As a rule of thumb, we can say:
- for dataset sizes up to 10 MB, the average training time is 10 seconds
- for dataset size 10 – 100 MB, the average training time is 10 minutes
- for dataset size 100 – 500 MB, the average training time is 30 minutes
- for dataset size 500 MB – 1 GB, the average training time is 60 minutes
- for dataset sizes greater than 1 GB, the average training time is 3+ hours
This parameter is also affected by:
- the number and type of features (columns)
- the ML task
- the test environment (CPU, disk, memory performance)
Additionally, we can set advanced options by clicking the Advanced training options option.
In the popup, under the Optimizing metric section, we select Log-Loss optimizing metric option.
And under the Trainers section, we select SDCA and L-BFGS trainers.
Now we can proceed with the training by clicking to Start training button.
When the training is done, we are presented with the Training results:
We can test different settings and algorithms, re-train our model if required, and once we are satisfied with the results, we can proceed to model evaluation.
Evaluate
The evaluation process involves making predictions on new test data and assessing the results.
Model Builder provides us with a simple interface where we can enter input values (features) and see our model in action:
Depending on our ML task, we need to consider different evaluation metrics.
For value prediction tasks, the default metric is RSquared, with values ranging from 0 to 1. A higher RSquared value indicates better model performance. We can also use additional metrics like absolute loss, squared loss, and RMS loss for comparison.
In binary classification problems, the default metric is accuracy, representing the proportion of correct predictions. AUC (Area Under the Curve) is another important metric, with values above 0.50 indicating acceptable models. F1 score balances precision and recall.
In multi-class classification, the default metric is Micro Accuracy, which measures overall accuracy. Macro accuracy is also important, representing average team accuracy.

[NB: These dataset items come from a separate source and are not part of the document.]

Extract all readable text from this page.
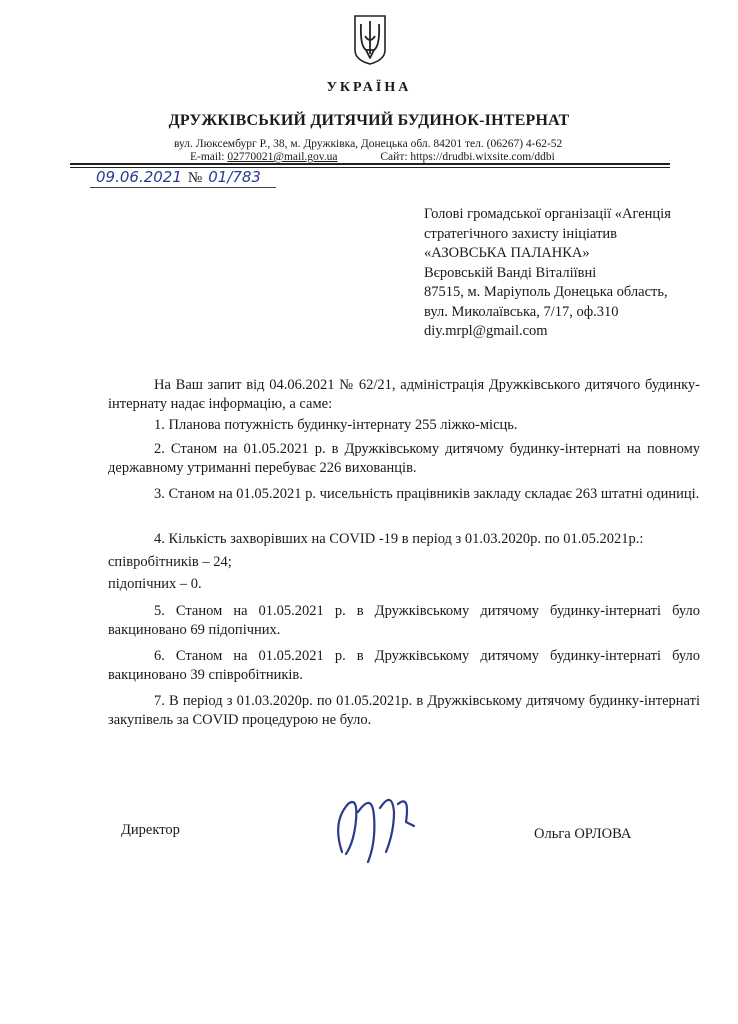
УКРАЇНА
ДРУЖКІВСЬКИЙ ДИТЯЧИЙ БУДИНОК-ІНТЕРНАТ
вул. Люксембург Р., 38, м. Дружківка, Донецька обл. 84201 тел. (06267) 4-62-52
E-mail: 02770021@mail.gov.ua	Сайт: https://drudbi.wixsite.com/ddbi
09.06.2021 № 01/783
Голові громадської організації «Агенція
стратегічного захисту ініціатив
«АЗОВСЬКА ПАЛАНКА»
Вєровській Ванді Віталіївні
87515, м. Маріуполь Донецька область,
вул. Миколаївська, 7/17, оф.310
diy.mrpl@gmail.com
На Ваш запит від 04.06.2021 № 62/21, адміністрація Дружківського дитячого будинку-інтернату надає інформацію, а саме:
1. Планова потужність будинку-інтернату 255 ліжко-місць.
2. Станом на 01.05.2021 р. в Дружківському дитячому будинку-інтернаті на повному державному утриманні перебуває 226 вихованців.
3. Станом на 01.05.2021 р. чисельність працівників закладу складає 263 штатні одиниці.
4. Кількість захворівших на COVID -19 в період з 01.03.2020р. по 01.05.2021р.:
співробітників – 24;
підопічних – 0.
5. Станом на 01.05.2021 р. в Дружківському дитячому будинку-інтернаті було вакциновано 69 підопічних.
6. Станом на 01.05.2021 р. в Дружківському дитячому будинку-інтернаті було вакциновано 39 співробітників.
7. В період з 01.03.2020р. по 01.05.2021р. в Дружківському дитячому будинку-інтернаті закупівель за COVID процедурою не було.
Директор	Ольга ОРЛОВА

Higher values indicate better performance.
Consume
Finally, we are ready to use our model in our applications.
In this step, Model Builder offers several easy ways to start using our model:
For example, let’s add a console application to our solution with a click on Add to solution in the Console app template suggestion:
As a result, a new project is added to our solution with the sample code:
// This file was auto-generated by ML.NET Model Builder. using MLModel1_DemoConsoleApp; // Create single instance of sample data from first line of dataset for model input var sampleData = new MLModel1.ModelInput() { Duration = 480F, Credit_amount = 59510F, Age = 220F, }; Console.WriteLine("Using model to make single prediction -- " + "Comparing actual Class with predicted Class from sample data...\n\n"); Console.WriteLine($"Duration: {480F}"); Console.WriteLine($"Credit_amount: {59510F}"); Console.WriteLine($"Age: {220F}"); Console.WriteLine($"Class: {@"bad"}"); var sortedScoresWithLabel = MLModel1.PredictAllLabels(sampleData); Console.WriteLine($"{"Class",-40}{"Score",-20}"); Console.WriteLine($"{"-----",-40}{"-----",-20}"); foreach (var score in sortedScoresWithLabel) Console.WriteLine($"{score.Key,-40}{score.Value,-20}"); Console.WriteLine("=============== End of process, hit any key to finish ==============="); Console.ReadKey();
The provided code shows how easy it is to use our new ML model and gives us a good starting point for further development.
Conclusion
In this article, we explored ML.NET Model Builder for Visual Studio, a powerful tool for building machine learning models without writing a single line of manually written code.
Additionally, we learned about its capabilities, including scenario selection, training, evaluation, and model consumption.
The latest updates and plans for the ML.NET Model Builder can be found on the official GitHub page.
In conclusion, the ML.NET Model Builder is an invaluable tool for any developer looking to efficiently and effectively incorporate machine learning models into their applications.